Una de las cuestiones más difíciles del arte contemporáneo, derivada de su relación con la autonomía, reside en algo tan simple como el montaje y desmontaje de las instalaciones: su límite, su continuidad, su permanencia fuera de la acción en vivo, lejos de su puesta en escena, lejos del lugar en el que se ubicaron. ¿Nos seguirán hablando sus piezas embaladas y apiladas en almacenes, o quedarán sometidas a un opaco silencio que las desarticule? ¿Volverán a decirnos algo fuera de su actual emplazamiento? ¿Lo harán o quedarán engullidas en su arquitectura inicial? He aquí la importancia por parte del artista contemporáneo de contemplar ese aspecto, más allá de la cresta del impacto de su primera exhibición, o de su primera oleada.
Antes de la expansión de las instalaciones, el arte hacía gala de la portabilidad, aunque de paso complicara su resistencia ante el fetichismo y la masificación, y redujera claramente sus posibilidades de fundirse con el espectador, con la vida cotidiana, con el mundo mismo. En el arte contemporáneo, por el contrario, casi fundido en la vida, a menudo está contemplada la resistencia a los embates y efectos del tiempo, y no simplemente su visibilidad, su efecto momentáneo. El verdadero reto es el problema de su desplazamiento, de su efimeridad y de su complejo montaje y desmontaje. En algunos casos incluso resulta una imposibilidad estructural, hasta el punto de no poder volver a reconstruir jamás de nuevo la obra.
Es el caso de un trabajo que hace casi un año se realizó en la Tate Modern de Londres, y del que pude ver todavía a principios de este verano las huellas, ya cicatrices, marcadas en el silencio de su espacio de exhibición.
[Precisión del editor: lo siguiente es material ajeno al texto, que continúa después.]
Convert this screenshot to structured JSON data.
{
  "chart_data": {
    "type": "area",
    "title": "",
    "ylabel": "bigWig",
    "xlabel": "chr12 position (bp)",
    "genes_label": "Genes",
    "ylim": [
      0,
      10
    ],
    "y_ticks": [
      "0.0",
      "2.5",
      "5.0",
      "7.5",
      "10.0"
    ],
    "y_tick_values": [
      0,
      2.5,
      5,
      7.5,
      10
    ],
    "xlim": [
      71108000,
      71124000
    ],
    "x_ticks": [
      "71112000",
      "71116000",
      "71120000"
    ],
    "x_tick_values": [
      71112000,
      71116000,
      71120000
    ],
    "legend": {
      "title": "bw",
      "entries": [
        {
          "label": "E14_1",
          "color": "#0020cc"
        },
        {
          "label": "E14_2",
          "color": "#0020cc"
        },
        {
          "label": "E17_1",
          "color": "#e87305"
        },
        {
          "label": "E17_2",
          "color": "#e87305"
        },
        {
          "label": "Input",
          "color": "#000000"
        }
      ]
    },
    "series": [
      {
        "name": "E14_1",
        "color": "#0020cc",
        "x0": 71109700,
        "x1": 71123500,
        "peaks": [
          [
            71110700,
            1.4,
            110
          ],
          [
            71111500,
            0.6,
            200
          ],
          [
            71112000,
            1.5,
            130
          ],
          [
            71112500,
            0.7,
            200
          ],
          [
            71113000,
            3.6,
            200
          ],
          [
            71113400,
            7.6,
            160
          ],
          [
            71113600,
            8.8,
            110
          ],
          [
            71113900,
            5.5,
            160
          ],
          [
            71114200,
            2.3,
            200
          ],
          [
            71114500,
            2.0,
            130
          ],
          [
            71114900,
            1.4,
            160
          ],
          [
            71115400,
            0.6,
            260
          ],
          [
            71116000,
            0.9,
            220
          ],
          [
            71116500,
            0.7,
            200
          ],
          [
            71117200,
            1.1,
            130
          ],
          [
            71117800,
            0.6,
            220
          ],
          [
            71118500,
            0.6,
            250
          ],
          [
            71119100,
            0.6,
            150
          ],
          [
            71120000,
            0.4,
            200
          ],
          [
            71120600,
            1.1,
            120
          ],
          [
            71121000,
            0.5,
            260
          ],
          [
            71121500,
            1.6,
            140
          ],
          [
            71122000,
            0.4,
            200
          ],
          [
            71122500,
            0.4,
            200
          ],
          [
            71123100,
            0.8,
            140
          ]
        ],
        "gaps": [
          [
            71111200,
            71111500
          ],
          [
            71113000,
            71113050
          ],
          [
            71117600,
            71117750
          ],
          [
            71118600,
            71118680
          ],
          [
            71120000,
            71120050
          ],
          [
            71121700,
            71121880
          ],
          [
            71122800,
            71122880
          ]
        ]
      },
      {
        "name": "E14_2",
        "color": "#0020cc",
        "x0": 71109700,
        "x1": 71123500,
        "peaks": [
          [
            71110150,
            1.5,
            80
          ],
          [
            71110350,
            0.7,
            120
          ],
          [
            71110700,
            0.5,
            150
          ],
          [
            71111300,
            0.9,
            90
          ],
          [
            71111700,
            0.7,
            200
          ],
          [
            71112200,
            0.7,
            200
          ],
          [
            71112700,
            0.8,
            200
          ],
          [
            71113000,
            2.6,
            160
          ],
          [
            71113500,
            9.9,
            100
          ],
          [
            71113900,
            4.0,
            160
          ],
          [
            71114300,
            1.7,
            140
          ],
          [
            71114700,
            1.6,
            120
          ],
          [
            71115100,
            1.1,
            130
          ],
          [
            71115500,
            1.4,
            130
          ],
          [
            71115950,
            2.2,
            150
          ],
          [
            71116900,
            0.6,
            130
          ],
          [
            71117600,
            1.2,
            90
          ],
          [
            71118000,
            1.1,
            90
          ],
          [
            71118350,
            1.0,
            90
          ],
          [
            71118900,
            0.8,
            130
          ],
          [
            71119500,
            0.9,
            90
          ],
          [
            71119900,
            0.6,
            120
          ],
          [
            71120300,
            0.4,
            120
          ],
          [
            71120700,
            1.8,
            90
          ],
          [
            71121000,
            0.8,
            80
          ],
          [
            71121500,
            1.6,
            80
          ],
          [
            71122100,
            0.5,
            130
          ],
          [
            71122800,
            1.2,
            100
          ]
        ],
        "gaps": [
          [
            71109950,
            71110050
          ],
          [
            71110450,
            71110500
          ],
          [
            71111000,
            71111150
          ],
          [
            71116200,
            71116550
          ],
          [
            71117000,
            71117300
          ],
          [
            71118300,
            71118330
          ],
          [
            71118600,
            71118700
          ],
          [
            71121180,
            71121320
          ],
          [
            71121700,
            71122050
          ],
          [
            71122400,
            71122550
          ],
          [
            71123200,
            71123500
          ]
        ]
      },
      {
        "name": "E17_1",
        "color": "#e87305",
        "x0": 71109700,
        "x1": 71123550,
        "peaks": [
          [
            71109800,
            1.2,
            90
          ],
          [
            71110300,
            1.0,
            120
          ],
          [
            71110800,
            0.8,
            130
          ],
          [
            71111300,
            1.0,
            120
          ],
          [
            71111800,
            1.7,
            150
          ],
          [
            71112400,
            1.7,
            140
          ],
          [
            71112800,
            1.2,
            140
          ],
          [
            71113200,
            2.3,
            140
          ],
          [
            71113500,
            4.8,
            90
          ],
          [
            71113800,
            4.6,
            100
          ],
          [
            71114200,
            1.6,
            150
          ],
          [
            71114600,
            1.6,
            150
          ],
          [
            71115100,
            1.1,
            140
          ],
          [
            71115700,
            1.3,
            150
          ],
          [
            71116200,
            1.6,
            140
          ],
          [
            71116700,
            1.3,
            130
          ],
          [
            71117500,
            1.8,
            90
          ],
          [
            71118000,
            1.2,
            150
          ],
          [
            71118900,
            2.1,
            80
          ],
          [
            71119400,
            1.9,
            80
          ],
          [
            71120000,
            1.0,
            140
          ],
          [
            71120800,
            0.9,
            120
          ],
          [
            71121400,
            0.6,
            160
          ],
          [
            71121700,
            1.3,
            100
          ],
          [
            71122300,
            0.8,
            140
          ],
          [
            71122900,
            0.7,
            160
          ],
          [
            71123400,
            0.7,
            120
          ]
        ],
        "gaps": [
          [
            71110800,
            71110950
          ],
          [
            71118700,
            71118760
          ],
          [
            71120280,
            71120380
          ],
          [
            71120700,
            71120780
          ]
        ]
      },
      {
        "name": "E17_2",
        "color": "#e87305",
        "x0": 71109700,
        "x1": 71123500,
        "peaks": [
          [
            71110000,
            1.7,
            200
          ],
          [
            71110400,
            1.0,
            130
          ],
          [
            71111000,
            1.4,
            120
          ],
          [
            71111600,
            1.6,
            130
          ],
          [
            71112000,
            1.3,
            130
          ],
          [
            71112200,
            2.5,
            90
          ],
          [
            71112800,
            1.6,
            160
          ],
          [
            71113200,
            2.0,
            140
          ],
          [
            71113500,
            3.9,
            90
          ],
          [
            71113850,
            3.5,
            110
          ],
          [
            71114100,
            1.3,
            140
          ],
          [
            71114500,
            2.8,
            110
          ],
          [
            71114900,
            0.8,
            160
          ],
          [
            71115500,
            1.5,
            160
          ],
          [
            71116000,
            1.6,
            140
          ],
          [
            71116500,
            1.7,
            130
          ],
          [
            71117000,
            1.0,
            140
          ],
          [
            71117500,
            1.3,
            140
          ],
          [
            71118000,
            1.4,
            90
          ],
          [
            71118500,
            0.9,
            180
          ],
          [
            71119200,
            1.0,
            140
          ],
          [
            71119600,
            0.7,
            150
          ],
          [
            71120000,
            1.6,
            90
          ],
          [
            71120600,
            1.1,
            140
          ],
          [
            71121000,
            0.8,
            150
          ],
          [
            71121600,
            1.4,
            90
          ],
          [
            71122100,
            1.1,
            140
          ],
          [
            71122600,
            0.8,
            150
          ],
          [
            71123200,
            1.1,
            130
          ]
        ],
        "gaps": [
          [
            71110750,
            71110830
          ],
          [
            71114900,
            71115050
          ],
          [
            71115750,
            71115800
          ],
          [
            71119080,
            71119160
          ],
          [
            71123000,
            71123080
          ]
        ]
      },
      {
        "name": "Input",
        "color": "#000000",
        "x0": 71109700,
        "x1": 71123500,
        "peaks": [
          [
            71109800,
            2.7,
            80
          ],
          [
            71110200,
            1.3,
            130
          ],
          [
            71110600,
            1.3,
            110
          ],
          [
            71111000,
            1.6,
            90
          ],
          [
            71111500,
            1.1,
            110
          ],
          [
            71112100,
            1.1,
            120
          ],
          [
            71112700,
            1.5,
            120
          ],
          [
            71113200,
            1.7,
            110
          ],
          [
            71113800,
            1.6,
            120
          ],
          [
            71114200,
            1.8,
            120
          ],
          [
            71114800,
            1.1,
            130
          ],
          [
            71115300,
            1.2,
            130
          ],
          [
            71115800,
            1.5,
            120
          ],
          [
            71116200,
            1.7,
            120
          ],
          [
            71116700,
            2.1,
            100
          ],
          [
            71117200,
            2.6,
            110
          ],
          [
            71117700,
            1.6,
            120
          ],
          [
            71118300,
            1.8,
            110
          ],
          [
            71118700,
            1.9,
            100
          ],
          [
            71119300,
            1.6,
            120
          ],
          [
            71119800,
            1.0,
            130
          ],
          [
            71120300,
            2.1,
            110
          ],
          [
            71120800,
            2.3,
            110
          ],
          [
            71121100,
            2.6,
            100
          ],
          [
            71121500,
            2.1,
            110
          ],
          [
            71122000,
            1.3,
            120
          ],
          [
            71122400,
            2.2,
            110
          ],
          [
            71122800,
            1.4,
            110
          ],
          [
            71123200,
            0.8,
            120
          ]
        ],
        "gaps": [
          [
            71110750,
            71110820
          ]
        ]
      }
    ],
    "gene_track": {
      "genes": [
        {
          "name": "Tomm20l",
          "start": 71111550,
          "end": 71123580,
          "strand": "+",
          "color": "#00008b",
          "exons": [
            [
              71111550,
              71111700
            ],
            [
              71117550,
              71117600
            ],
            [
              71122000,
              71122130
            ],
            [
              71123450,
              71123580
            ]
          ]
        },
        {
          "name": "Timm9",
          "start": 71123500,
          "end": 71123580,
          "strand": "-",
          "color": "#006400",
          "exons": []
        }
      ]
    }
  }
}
Esta curiosa instalación produjo un gran impacto en el público, y no sólo de los especialistas, pues consistía en una impresionante grieta en el hall de entrada al museo, practicada sobre el propio suelo de cemento del edificio. La obra era una apuesta de fusión con la estructura que la acogía, integrándose en su espacio, pasando a depender directamente o indirectamente de él. Gracias a ese efecto, movía los cimientos del arte al tiempo que renunciaba por completo a la portabilidad, disolviéndose en la institución para poner todo en cuestión.
Nunca se podría poner mejor de manifiesto la importancia del soporte en el arte, y la relevancia de un necesario diálogo desde él con las instituciones. La mayoría de las obras conceptuales, por ejemplo, dedicaron en su momento un tiempo precioso a la documentación, al archivo y a la conservación de las piezas utilizadas en sus intervenciones, y gran parte de su enigma se revela en el interés actual de releer su mensaje.
El caso de la grieta Shibulek es un tanto especial: uno no sabe muy bien si se pensaron sus elementos para autodestruirse después de su exhibición, o si su propio desmontaje formaba parte de la obra en el modo de la cicatriz —el museo tapó la grieta con gruesas capas de cemento sin pulir, no se sabe si con intención de mantener un recuerdo amateur de la obra, o con el desinterés de no darla por finalizada—.
En mi caso, el falso desmontaje me despertó ciertas contradicciones: ¿quería decir su cicatriz que ya no había división entre mundos, que todo había mejorado ya en ese tiempo entre grieta y cicatriz de cemento? Ni creo que quisiera ni creo que pudiera decirlo: sigue la crisis, sigue la guerra. La grieta Shibulek marcaba las diferencias sociales, económicas y culturales del mundo que vivimos; de modo que lo idóneo sería que se hubiera mantenido como exposición permanente, o al menos que se taparan todas sus huellas para mantener la imagen de la grieta viva en el recuerdo y dispuesta para volver a ser exhibida. La grieta se entregó estructuralmente a la Tate, y ésta, una de las grandes instituciones del arte contemporáneo, la convirtió en una cicatriz terrible y retro de difíciles interpretaciones, en una llaga que disimuló su potencia. Es posible que la artista esté contenta, muchos no lo estarían.
Ahora, cuando el verano declina en esta ciudad costera del Mediterráneo y se anuncia una fría temporada de crisis, me pregunto si alguien ha estado en la Tate últimamente, si me puede confirmar la terrible cicatriz del segundo museo de arte contemporáneo más importante del mundo que me ha dejado seco este templado verano. Sería feliz escuchando simplemente que ya no queda cicatriz, que han pulido su tosco cemento (aunque sueño con que la abran de nuevo, porque no puedo soñar con que ya no sea necesaria).